Вчера опять приходили те люди; теперь они навещали их раз в неделю, чем очень пугали и его, и Марию. Девушка жила в стенах этого храма с младенчества; мать её с трудом разрешилась и сразу же отдала душу Господу, мир праху её, а Франсуа Ланге воспитал малышку. Откуда пришла эта женщина, священник не знал – он лишь успел благословить её и ребёнка. Прошло с тех пор почти двадцать лет. Земля эта для малышки стала домом, как и стены храма, как и небольшие кельи в этих стенах, где спала Мария. Уезжать в город она не хотела; так и жила здесь, помогая пришлым, заблудшим людям, – кто-то нет-нет да и приходил. Франсуа Ланге отпускал им грехи, благословляя после исповеди, и отправлял с чистым сердцем навстречу новым согрешениям. Он знал, что люди приходят к нему, когда уже не могут простить себя сами, а надо бы приходить каждый день. Но разве для того есть время? Времени сейчас ни у кого нет.
Он прошуршал дальше, волоча неподъёмные ноги, которые, казалось, ещё спали и никак не хотели идти.

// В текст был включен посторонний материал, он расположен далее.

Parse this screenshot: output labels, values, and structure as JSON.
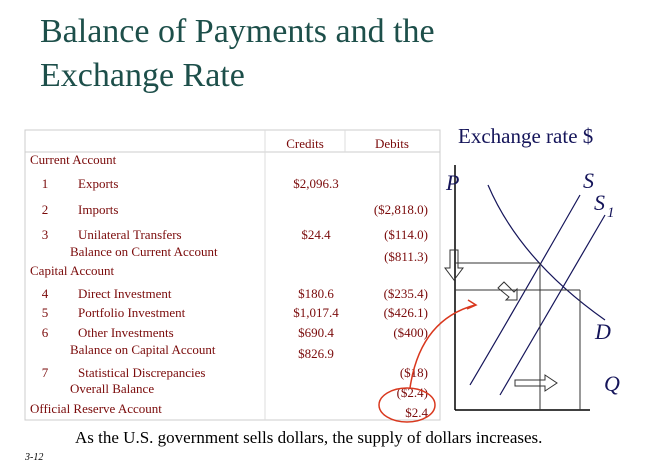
{
  "header": {
    "title_lines": [
      "Balance of Payments and the",
      "Exchange Rate"
    ]
  },
  "table": {
    "columns": [
      "Credits",
      "Debits"
    ],
    "rows": [
      {
        "kind": "section",
        "label": "Current Account"
      },
      {
        "kind": "item",
        "number": "1",
        "label": "Exports",
        "credit": "$2,096.3"
      },
      {
        "kind": "item",
        "number": "2",
        "label": "Imports",
        "debit": "($2,818.0)"
      },
      {
        "kind": "item",
        "number": "3",
        "label": "Unilateral Transfers",
        "credit": "$24.4",
        "debit": "($114.0)"
      },
      {
        "kind": "subtotal",
        "label": "Balance on Current Account",
        "debit": "($811.3)"
      },
      {
        "kind": "section",
        "label": "Capital Account"
      },
      {
        "kind": "item",
        "number": "4",
        "label": "Direct Investment",
        "credit": "$180.6",
        "debit": "($235.4)"
      },
      {
        "kind": "item",
        "number": "5",
        "label": "Portfolio Investment",
        "credit": "$1,017.4",
        "debit": "($426.1)"
      },
      {
        "kind": "item",
        "number": "6",
        "label": "Other Investments",
        "credit": "$690.4",
        "debit": "($400)"
      },
      {
        "kind": "subtotal",
        "label": "Balance on Capital Account",
        "credit": "$826.9"
      },
      {
        "kind": "item",
        "number": "7",
        "label": "Statistical Discrepancies",
        "debit": "($18)"
      },
      {
        "kind": "subtotal",
        "label": "Overall Balance",
        "debit": "($2.4)"
      },
      {
        "kind": "section",
        "label": "Official Reserve Account",
        "debit": "$2.4"
      }
    ]
  },
  "graph": {
    "y_axis_label": "Exchange rate $",
    "price_label": "P",
    "supply_label": "S",
    "supply_new_label": "S",
    "supply_new_subscript": "1",
    "demand_label": "D",
    "quantity_label": "Q"
  },
  "caption": "As the U.S. government sells dollars, the supply of dollars increases.",
  "slide_number": "3-12"
}
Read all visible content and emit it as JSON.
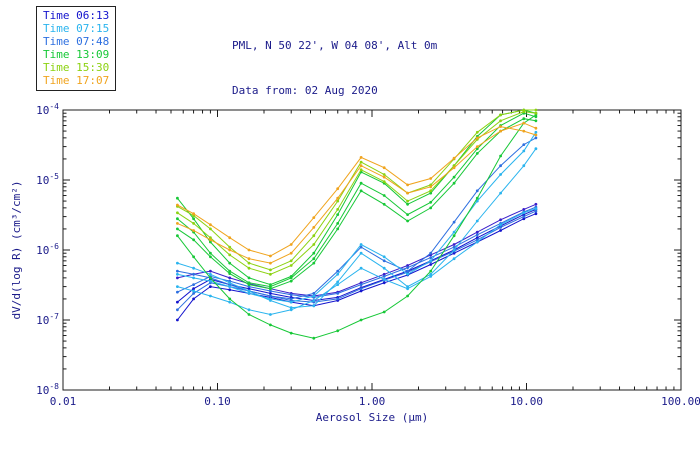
{
  "header": {
    "title_line1": "PML, N 50 22', W 04 08', Alt 0m",
    "title_line2": "Data from: 02 Aug 2020"
  },
  "legend": {
    "entries": [
      {
        "label": "Time 06:13",
        "color": "#1414cd"
      },
      {
        "label": "Time 07:15",
        "color": "#2ab4ee"
      },
      {
        "label": "Time 07:48",
        "color": "#2d6fe0"
      },
      {
        "label": "Time 13:09",
        "color": "#17c837"
      },
      {
        "label": "Time 15:30",
        "color": "#8cd211"
      },
      {
        "label": "Time 17:07",
        "color": "#f0a41e"
      }
    ]
  },
  "chart_data": {
    "type": "line",
    "title": "PML, N 50 22', W 04 08', Alt 0m",
    "subtitle": "Data from: 02 Aug 2020",
    "xlabel": "Aerosol Size (μm)",
    "ylabel": "dV/d(log R) (cm³/cm²)",
    "x_scale": "log",
    "y_scale": "log",
    "xlim": [
      0.01,
      100
    ],
    "ylim": [
      1e-08,
      0.0001
    ],
    "grid": false,
    "legend_position": "top-left",
    "axis_color": "#1c1c1c",
    "text_color": "#1b1b8a",
    "x_ticks": [
      {
        "value": 0.01,
        "label": "0.01"
      },
      {
        "value": 0.1,
        "label": "0.10"
      },
      {
        "value": 1.0,
        "label": "1.00"
      },
      {
        "value": 10.0,
        "label": "10.00"
      },
      {
        "value": 100.0,
        "label": "100.00"
      }
    ],
    "y_ticks": [
      {
        "exp": -8
      },
      {
        "exp": -7
      },
      {
        "exp": -6
      },
      {
        "exp": -5
      },
      {
        "exp": -4
      }
    ],
    "x": [
      0.055,
      0.07,
      0.09,
      0.12,
      0.16,
      0.22,
      0.3,
      0.42,
      0.6,
      0.85,
      1.2,
      1.7,
      2.4,
      3.4,
      4.8,
      6.8,
      9.6,
      11.5
    ],
    "series": [
      {
        "name": "Time 06:13 run a",
        "color": "#1414cd",
        "y": [
          1.8e-07,
          2.8e-07,
          3.8e-07,
          3.2e-07,
          2.8e-07,
          2.4e-07,
          2.1e-07,
          1.9e-07,
          2.1e-07,
          2.9e-07,
          3.8e-07,
          5e-07,
          7e-07,
          1e-06,
          1.5e-06,
          2.2e-06,
          3.2e-06,
          3.8e-06
        ]
      },
      {
        "name": "Time 06:13 run b",
        "color": "#1414cd",
        "y": [
          1e-07,
          2e-07,
          3e-07,
          2.7e-07,
          2.4e-07,
          2.1e-07,
          1.8e-07,
          1.6e-07,
          1.9e-07,
          2.6e-07,
          3.4e-07,
          4.4e-07,
          6.2e-07,
          9e-07,
          1.3e-06,
          1.9e-06,
          2.8e-06,
          3.3e-06
        ]
      },
      {
        "name": "Time 06:13 run c",
        "color": "#3a1ecb",
        "y": [
          4e-07,
          4.5e-07,
          5e-07,
          4e-07,
          3.3e-07,
          2.8e-07,
          2.4e-07,
          2.2e-07,
          2.5e-07,
          3.4e-07,
          4.5e-07,
          6e-07,
          8.5e-07,
          1.2e-06,
          1.8e-06,
          2.7e-06,
          3.8e-06,
          4.5e-06
        ]
      },
      {
        "name": "Time 07:48 run a",
        "color": "#2d6fe0",
        "y": [
          2.5e-07,
          3.2e-07,
          4.2e-07,
          3.6e-07,
          3e-07,
          2.6e-07,
          2.3e-07,
          2.1e-07,
          2.4e-07,
          3.2e-07,
          4.2e-07,
          5.6e-07,
          7.8e-07,
          1.1e-06,
          1.65e-06,
          2.4e-06,
          3.5e-06,
          4.1e-06
        ]
      },
      {
        "name": "Time 07:48 run b",
        "color": "#2d6fe0",
        "y": [
          1.4e-07,
          2.4e-07,
          3.4e-07,
          3e-07,
          2.6e-07,
          2.2e-07,
          1.9e-07,
          1.8e-07,
          2e-07,
          2.8e-07,
          3.7e-07,
          4.8e-07,
          6.8e-07,
          9.6e-07,
          1.4e-06,
          2.1e-06,
          3e-06,
          3.6e-06
        ]
      },
      {
        "name": "Time 07:48 run c",
        "color": "#2d6fe0",
        "y": [
          5e-07,
          4.5e-07,
          4e-07,
          3.2e-07,
          2.6e-07,
          2.2e-07,
          2e-07,
          2.4e-07,
          5e-07,
          1.1e-06,
          7e-07,
          5e-07,
          9e-07,
          2.5e-06,
          7e-06,
          1.6e-05,
          3.2e-05,
          4e-05
        ]
      },
      {
        "name": "Time 07:15 run a",
        "color": "#2ab4ee",
        "y": [
          6.5e-07,
          5.5e-07,
          4.5e-07,
          3.4e-07,
          2.6e-07,
          1.9e-07,
          1.5e-07,
          1.6e-07,
          3.5e-07,
          9e-07,
          5.5e-07,
          3e-07,
          4.5e-07,
          1e-06,
          2.6e-06,
          6.5e-06,
          1.6e-05,
          2.8e-05
        ]
      },
      {
        "name": "Time 07:15 run b",
        "color": "#2ab4ee",
        "y": [
          3e-07,
          2.6e-07,
          2.2e-07,
          1.8e-07,
          1.4e-07,
          1.2e-07,
          1.4e-07,
          1.9e-07,
          3.2e-07,
          5.5e-07,
          3.8e-07,
          2.8e-07,
          4.2e-07,
          7.5e-07,
          1.3e-06,
          2.3e-06,
          3.4e-06,
          3.9e-06
        ]
      },
      {
        "name": "Time 07:15 run c",
        "color": "#2ab4ee",
        "y": [
          4.5e-07,
          4e-07,
          3.6e-07,
          3e-07,
          2.4e-07,
          2e-07,
          1.8e-07,
          2.2e-07,
          4.5e-07,
          1.2e-06,
          8e-07,
          4.5e-07,
          7e-07,
          1.8e-06,
          5e-06,
          1.2e-05,
          2.6e-05,
          4.8e-05
        ]
      },
      {
        "name": "Time 13:09 run a",
        "color": "#17c837",
        "y": [
          5.5e-06,
          2.8e-06,
          1.3e-06,
          6.5e-07,
          4e-07,
          3.2e-07,
          4.2e-07,
          9e-07,
          3.2e-06,
          1.3e-05,
          9e-06,
          4.5e-06,
          6.5e-06,
          1.6e-05,
          4.2e-05,
          8.5e-05,
          0.0001,
          9e-05
        ]
      },
      {
        "name": "Time 13:09 run b",
        "color": "#17c837",
        "y": [
          1.6e-06,
          8e-07,
          4e-07,
          2e-07,
          1.2e-07,
          8.5e-08,
          6.5e-08,
          5.5e-08,
          7e-08,
          1e-07,
          1.3e-07,
          2.2e-07,
          5e-07,
          1.6e-06,
          5.5e-06,
          2.2e-05,
          6.5e-05,
          8.5e-05
        ]
      },
      {
        "name": "Time 13:09 run c",
        "color": "#17c837",
        "y": [
          2.8e-06,
          1.8e-06,
          9e-07,
          5e-07,
          3.4e-07,
          3e-07,
          4e-07,
          7.5e-07,
          2.4e-06,
          9e-06,
          6e-06,
          3.2e-06,
          4.8e-06,
          1.1e-05,
          2.8e-05,
          6e-05,
          9e-05,
          8e-05
        ]
      },
      {
        "name": "Time 13:09 run d",
        "color": "#17c837",
        "y": [
          2e-06,
          1.4e-06,
          8e-07,
          4.6e-07,
          3.2e-07,
          2.8e-07,
          3.6e-07,
          6.5e-07,
          2e-06,
          7e-06,
          4.5e-06,
          2.6e-06,
          4e-06,
          9e-06,
          2.4e-05,
          5e-05,
          7.5e-05,
          7e-05
        ]
      },
      {
        "name": "Time 15:30 run a",
        "color": "#8cd211",
        "y": [
          4.2e-06,
          3.1e-06,
          2e-06,
          1.1e-06,
          6.5e-07,
          5.2e-07,
          7e-07,
          1.6e-06,
          5e-06,
          1.8e-05,
          1.2e-05,
          6.5e-06,
          8.5e-06,
          2e-05,
          4.8e-05,
          8.5e-05,
          0.0001,
          0.0001
        ]
      },
      {
        "name": "Time 15:30 run b",
        "color": "#8cd211",
        "y": [
          3.4e-06,
          2.4e-06,
          1.5e-06,
          8.5e-07,
          5.5e-07,
          4.5e-07,
          6e-07,
          1.2e-06,
          3.8e-06,
          1.4e-05,
          9.5e-06,
          5e-06,
          7e-06,
          1.6e-05,
          3.8e-05,
          7e-05,
          9.5e-05,
          9e-05
        ]
      },
      {
        "name": "Time 17:07 run a",
        "color": "#f0a41e",
        "y": [
          4.4e-06,
          3.3e-06,
          2.3e-06,
          1.5e-06,
          1e-06,
          8.2e-07,
          1.2e-06,
          2.9e-06,
          7.5e-06,
          2.1e-05,
          1.5e-05,
          8.5e-06,
          1.05e-05,
          2.05e-05,
          4e-05,
          5.8e-05,
          5e-05,
          4.4e-05
        ]
      },
      {
        "name": "Time 17:07 run b",
        "color": "#f0a41e",
        "y": [
          2.4e-06,
          1.9e-06,
          1.4e-06,
          1e-06,
          7.5e-07,
          6.5e-07,
          9e-07,
          2.1e-06,
          5.5e-06,
          1.6e-05,
          1.1e-05,
          6.5e-06,
          8e-06,
          1.5e-05,
          3e-05,
          5e-05,
          6.5e-05,
          5.5e-05
        ]
      }
    ]
  }
}
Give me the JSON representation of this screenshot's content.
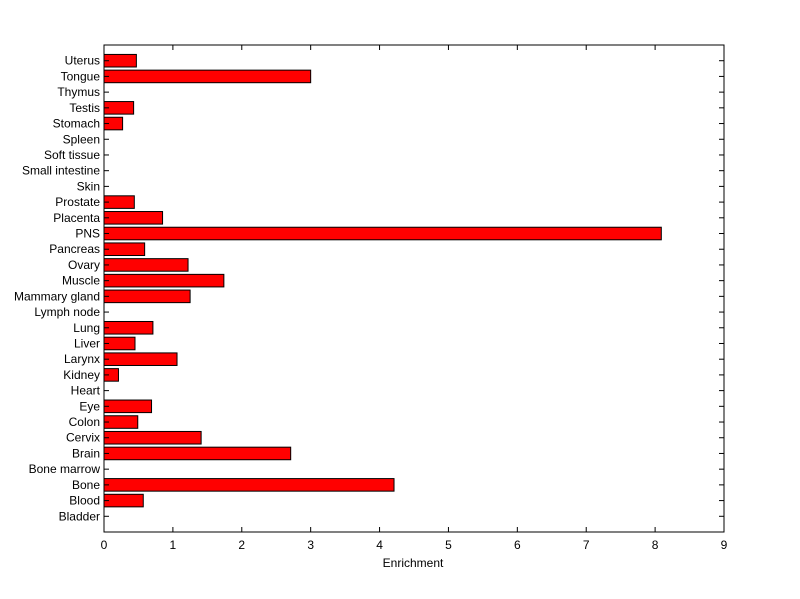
{
  "chart_data": {
    "type": "bar",
    "orientation": "horizontal",
    "categories": [
      "Bladder",
      "Blood",
      "Bone",
      "Bone marrow",
      "Brain",
      "Cervix",
      "Colon",
      "Eye",
      "Heart",
      "Kidney",
      "Larynx",
      "Liver",
      "Lung",
      "Lymph node",
      "Mammary gland",
      "Muscle",
      "Ovary",
      "Pancreas",
      "PNS",
      "Placenta",
      "Prostate",
      "Skin",
      "Small intestine",
      "Soft tissue",
      "Spleen",
      "Stomach",
      "Testis",
      "Thymus",
      "Tongue",
      "Uterus"
    ],
    "values": [
      0,
      0.57,
      4.21,
      0,
      2.71,
      1.41,
      0.49,
      0.69,
      0,
      0.21,
      1.06,
      0.45,
      0.71,
      0,
      1.25,
      1.74,
      1.22,
      0.59,
      8.09,
      0.85,
      0.44,
      0,
      0,
      0,
      0,
      0.27,
      0.43,
      0,
      3.0,
      0.47
    ],
    "title": "",
    "xlabel": "Enrichment",
    "ylabel": "",
    "xlim": [
      0,
      9
    ],
    "xticks": [
      0,
      1,
      2,
      3,
      4,
      5,
      6,
      7,
      8,
      9
    ],
    "grid": false,
    "legend": "none",
    "bar_color": "#ff0000",
    "bar_edge_color": "#000000"
  }
}
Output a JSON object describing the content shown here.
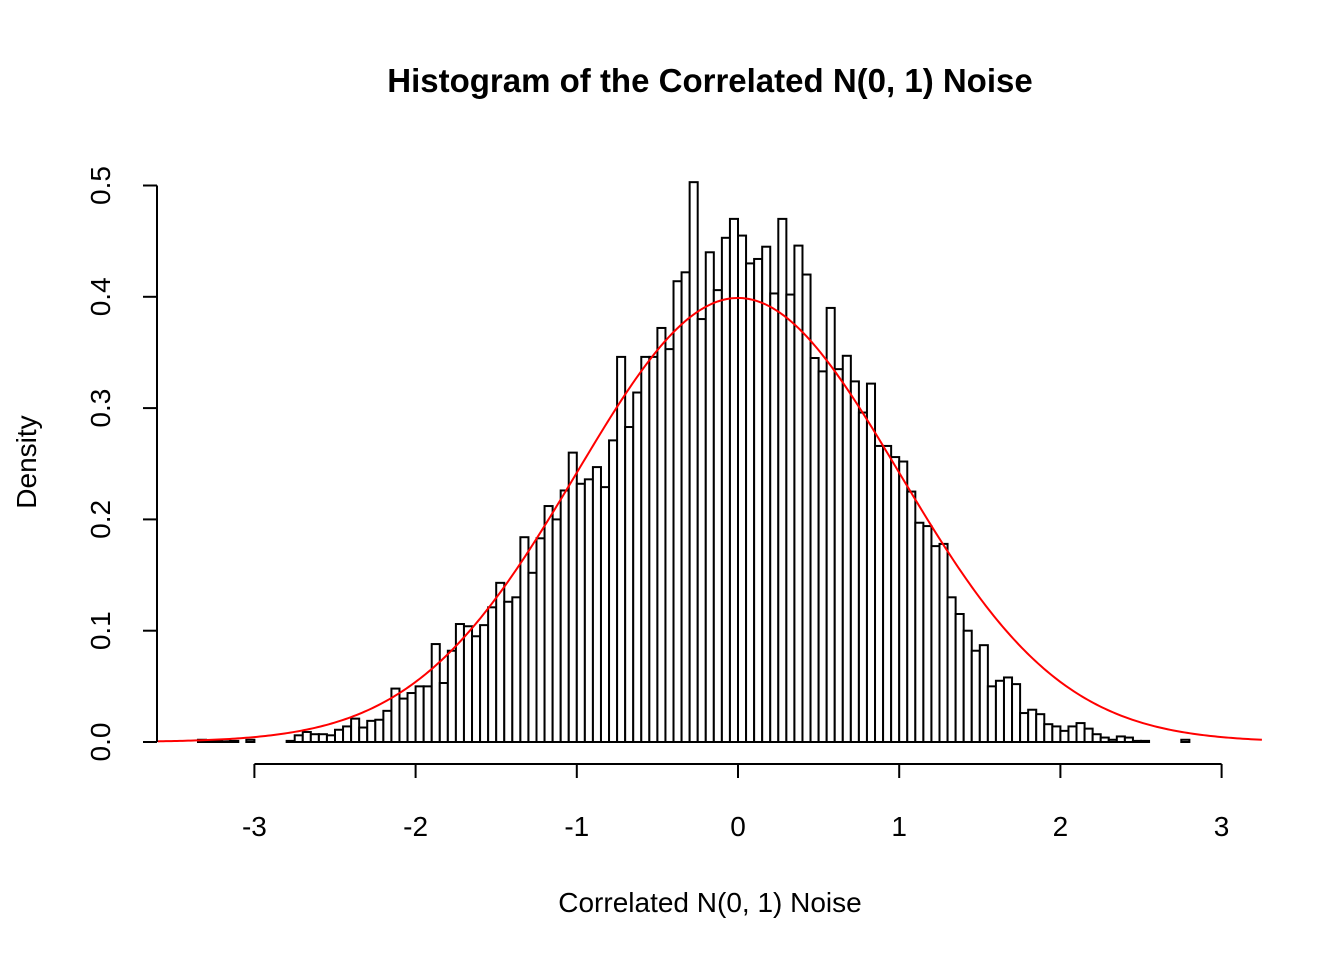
{
  "chart_data": {
    "type": "bar",
    "title": "Histogram of the Correlated N(0, 1) Noise",
    "xlabel": "Correlated N(0, 1) Noise",
    "ylabel": "Density",
    "xlim": [
      -3.6,
      3.25
    ],
    "ylim": [
      0,
      0.5
    ],
    "x_ticks": [
      "-3",
      "-2",
      "-1",
      "0",
      "1",
      "2",
      "3"
    ],
    "y_ticks": [
      "0.0",
      "0.1",
      "0.2",
      "0.3",
      "0.4",
      "0.5"
    ],
    "bin_start": -3.35,
    "bin_width": 0.05,
    "values": [
      0.002,
      0.001,
      0.001,
      0.002,
      0.001,
      0.0,
      0.002,
      0.0,
      0.0,
      0.0,
      0.0,
      0.001,
      0.006,
      0.009,
      0.007,
      0.007,
      0.006,
      0.011,
      0.014,
      0.021,
      0.013,
      0.019,
      0.02,
      0.028,
      0.048,
      0.039,
      0.044,
      0.05,
      0.05,
      0.088,
      0.053,
      0.082,
      0.106,
      0.104,
      0.095,
      0.105,
      0.121,
      0.143,
      0.126,
      0.13,
      0.184,
      0.152,
      0.183,
      0.212,
      0.2,
      0.226,
      0.26,
      0.232,
      0.236,
      0.247,
      0.229,
      0.271,
      0.346,
      0.283,
      0.314,
      0.346,
      0.346,
      0.372,
      0.353,
      0.414,
      0.422,
      0.503,
      0.38,
      0.44,
      0.406,
      0.453,
      0.47,
      0.455,
      0.43,
      0.434,
      0.445,
      0.403,
      0.47,
      0.402,
      0.446,
      0.42,
      0.345,
      0.333,
      0.39,
      0.335,
      0.347,
      0.324,
      0.296,
      0.322,
      0.266,
      0.266,
      0.256,
      0.252,
      0.225,
      0.197,
      0.194,
      0.176,
      0.178,
      0.13,
      0.115,
      0.1,
      0.082,
      0.087,
      0.05,
      0.055,
      0.058,
      0.052,
      0.026,
      0.029,
      0.025,
      0.016,
      0.014,
      0.01,
      0.014,
      0.017,
      0.012,
      0.007,
      0.004,
      0.002,
      0.005,
      0.004,
      0.001,
      0.001,
      0.0,
      0.0,
      0.0,
      0.0,
      0.002
    ],
    "series": [
      {
        "kind": "histogram",
        "fill": "#ffffff",
        "stroke": "#000000"
      },
      {
        "kind": "density-curve",
        "distribution": "normal",
        "mean": 0,
        "sd": 1,
        "color": "#ff0000"
      }
    ],
    "grid": false,
    "legend": "none"
  }
}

Возле калитки сидела Мария; когда бы ни встал отец Ланге, она уже не спала. Сегодня девушка была весела необычно. Её розовые щёки ещё больше отдавали румянцем, глаза сияли синевой – прекрасное дитя, с каждым днём она становилась ещё прекраснее.
– Благословите, святой отец, – она поцеловала его руку.
– Благослови тебя Бог, дочь моя, – он перекрестил её.
Мария подняла глаза и с улыбкой посмотрела на падре. Утреннее солнце белым ореолом сияло над её пушистыми локонами, будто сам Господь озарял её своим светом.
– Я сегодня ничего не слышал, или мне показалось?.. – спросил Франсуа Ланге.
– Не показалось, отец, – Мария улыбалась, – ночью всё было спокойно.
– Он ещё спит?
– Да, и вчера ночью спал, и два дня назад.
– Бог услышал наши молитвы.
– Я каждый день молюсь за него, святой отец.
– Молись, дочка, молись. Да услышит Он каждого, кто просит, но скорее тех, кто просит не за себя.
– Беспокойная у него душа…
– С чего это ты решила? – Ланге сел рядом и взял Марию за руку. – Душа у него спокойна, потому как чиста; ничего не мучает его, ни греха в нём нет, ни сожалений. Беспокойный разум его – это другое…
– И ничего нельзя с этим поделать?
– На всё воля Божья.
– Что же будет с Жоэлем, когда… – Она закусила губу и попыталась не плакать, но это у неё получалось плохо.
– Не думай, Мария, всему своё время.
Мария не могла об этом не думать. Чем бы она ни занималась, что бы ни делала, в голову ей лезли только плохие мысли. Она молилась, молилась, но ничего не помогало. Страх поселился в ней злобным червём и каждый день поедал изнутри. На ней были отец и Жоэль, и пусть парнишка был немногим старше её, забот о нём было, как о ребенке.
Сегодня ночью Жоэль хорошо спал, как и последние ночи. Обычно он часто ходил по покоям, сносил всю дворовую утварь, что-то бессвязно мычал, будил и её и падре. Сказать, что его беспокоит, он тоже не мог – Бог лишил его речи. На всё воля Господа, говорил на то падре. И за что она ему такая воля, думала тогда Мария, но не решилась сказать. Парень был весь в себе – вот смотрит на тебя, а кажется, будто сквозь смотрит… Марию тогда пробирало от дрожи, но виду она не подавала. Пыталась растормошить его, но тоже впустую. «Не слышит он тебя, дочка, – говорил ей святой отец, – не беспокой мальчишку». Странный был парень этот Жоэль, вроде не слеп, а не видит… И что с ним теперь будет, что станет с ними со всеми? Никому до них нет дела.
– Когда они снова придут? – спросила Мария, хоть и сама не хотела того знать.
– Да кто ж их разберёт, – ответил падре.
– И ничего нельзя сделать?
– А что тут сделаешь… Что должно случиться, то случится.